Expansion of the original blood-brain barrier concept by the demonstration that intrathecal administration of trypan blue results in a generalized staining of the brain tissue, whereas intravenous application does not. Hypothesis put forward that the vehicle for substance transport was the CSF, which allegedly gained access to the brain via the choroid plexuses (20).

1921 to 1922

Intracerebral distribution of various substances was observed. "Barriére hémato-encephalique" was defined as a cerebral blood vessel compartment in which choroid plexus was semipermeable, facilitating the flow of substances from the blood into the CSF (46; 47).

1941

Showed defects in the blood-brain barrier in brain diseases and demonstrated transient opening or disruption of the blood-brain barrier after intracarotid arterial administration of hypertonic solutions (08).

1950s

Electron microscopy showed a lack of extracellular fluid compartment in the gray matter, and this was given as an explanation of the failure of tracers to enter the brain. This was later shown to be an artifact in 1960s.

1960s

Further electron microscopy studies on "freeze-substituted" tissue demonstrated extracellular fluid in the cortex (52).

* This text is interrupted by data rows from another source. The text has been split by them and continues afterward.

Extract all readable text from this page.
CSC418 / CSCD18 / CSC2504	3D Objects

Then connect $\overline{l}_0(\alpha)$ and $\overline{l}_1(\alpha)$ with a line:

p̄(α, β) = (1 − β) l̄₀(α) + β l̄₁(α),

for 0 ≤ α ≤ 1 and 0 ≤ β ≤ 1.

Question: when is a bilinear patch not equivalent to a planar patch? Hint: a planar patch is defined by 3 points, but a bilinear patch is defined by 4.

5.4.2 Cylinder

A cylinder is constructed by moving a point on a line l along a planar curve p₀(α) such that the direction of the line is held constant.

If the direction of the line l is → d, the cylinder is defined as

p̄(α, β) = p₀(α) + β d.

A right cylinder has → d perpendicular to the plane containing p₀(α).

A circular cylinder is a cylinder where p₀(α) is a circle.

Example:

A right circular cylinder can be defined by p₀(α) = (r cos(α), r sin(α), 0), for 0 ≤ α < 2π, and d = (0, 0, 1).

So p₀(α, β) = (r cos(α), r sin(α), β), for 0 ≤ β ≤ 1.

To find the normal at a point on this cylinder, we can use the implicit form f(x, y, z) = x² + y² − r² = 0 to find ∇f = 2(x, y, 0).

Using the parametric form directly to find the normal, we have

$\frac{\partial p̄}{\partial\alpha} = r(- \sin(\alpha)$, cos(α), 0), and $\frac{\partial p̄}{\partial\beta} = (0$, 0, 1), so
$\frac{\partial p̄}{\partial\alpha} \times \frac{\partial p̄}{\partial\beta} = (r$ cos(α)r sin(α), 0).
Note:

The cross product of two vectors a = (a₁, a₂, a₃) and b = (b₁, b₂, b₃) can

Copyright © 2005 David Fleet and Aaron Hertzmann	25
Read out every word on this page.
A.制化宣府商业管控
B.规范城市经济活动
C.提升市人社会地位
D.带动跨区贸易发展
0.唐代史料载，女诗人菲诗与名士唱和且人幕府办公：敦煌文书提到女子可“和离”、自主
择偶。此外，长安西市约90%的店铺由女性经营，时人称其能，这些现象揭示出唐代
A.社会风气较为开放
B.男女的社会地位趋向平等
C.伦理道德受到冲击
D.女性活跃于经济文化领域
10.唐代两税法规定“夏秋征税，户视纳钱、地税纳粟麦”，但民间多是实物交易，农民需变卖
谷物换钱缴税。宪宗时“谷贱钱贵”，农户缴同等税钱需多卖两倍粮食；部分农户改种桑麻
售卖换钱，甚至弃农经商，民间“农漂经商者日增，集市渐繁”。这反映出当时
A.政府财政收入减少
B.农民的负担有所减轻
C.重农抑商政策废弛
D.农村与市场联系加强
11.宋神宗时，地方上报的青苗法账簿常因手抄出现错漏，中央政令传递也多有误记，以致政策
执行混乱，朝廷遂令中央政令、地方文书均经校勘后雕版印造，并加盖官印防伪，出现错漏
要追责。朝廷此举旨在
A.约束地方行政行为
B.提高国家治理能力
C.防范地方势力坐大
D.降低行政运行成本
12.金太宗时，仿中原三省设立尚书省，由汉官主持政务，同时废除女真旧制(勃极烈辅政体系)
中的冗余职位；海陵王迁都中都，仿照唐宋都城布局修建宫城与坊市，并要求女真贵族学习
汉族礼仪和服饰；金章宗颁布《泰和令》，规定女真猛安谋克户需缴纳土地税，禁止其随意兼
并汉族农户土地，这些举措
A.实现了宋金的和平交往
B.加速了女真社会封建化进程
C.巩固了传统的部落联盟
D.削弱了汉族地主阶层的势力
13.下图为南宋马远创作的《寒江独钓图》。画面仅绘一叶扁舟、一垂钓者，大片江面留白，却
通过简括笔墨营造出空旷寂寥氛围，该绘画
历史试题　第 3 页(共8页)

Tight junctions between brain endothelial cells is established as the location of the blood-brain barrier (42).

1970s

Blood-brain barrier permeability to hexoses, amino acids, and amines is demonstrated by radiolabeled substances (40).

Description of the "sink effect" gradient favoring the passage of substances in extracellular fluids from brain to CSF with the CSF constantly circulating and carrying substances away (15).

1980s

Studies in molecular biology of the blood-brain barrier. Cloning and sequencing of glucose transporter gene (53).

Other neural barriers are the blood-cerebrospinal fluid barrier, the blood-retinal barrier, the blood-labyrinth barrier, and the blood-nerve barrier, which is applicable only to the peripheral nervous system. The blood-brain barrier has been much more extensively investigated than the blood-nerve barrier. Several enzymes, transporters, and receptors have been investigated at both the blood-nerve barrier and blood-brain barrier, as well as in the perineurium of peripheral nerves, which is also a metabolically active diffusion barrier. A neurovascular unit, consisting of endothelial cells, neurons, and glia, regulates the blood-brain barrier. Knowledge of the blood-brain barrier is important in neurology for the following reasons:

• Understanding of brain function
• Pathophysiology of neurologic disorders
• Drug delivery to the brain

An understanding of specific interactions between the brain endothelium, astrocytes, and neurons that may regulate blood-brain barrier function and how these interactions are disturbed in pathological conditions could lead to the development of neuroprotective and restorative therapies.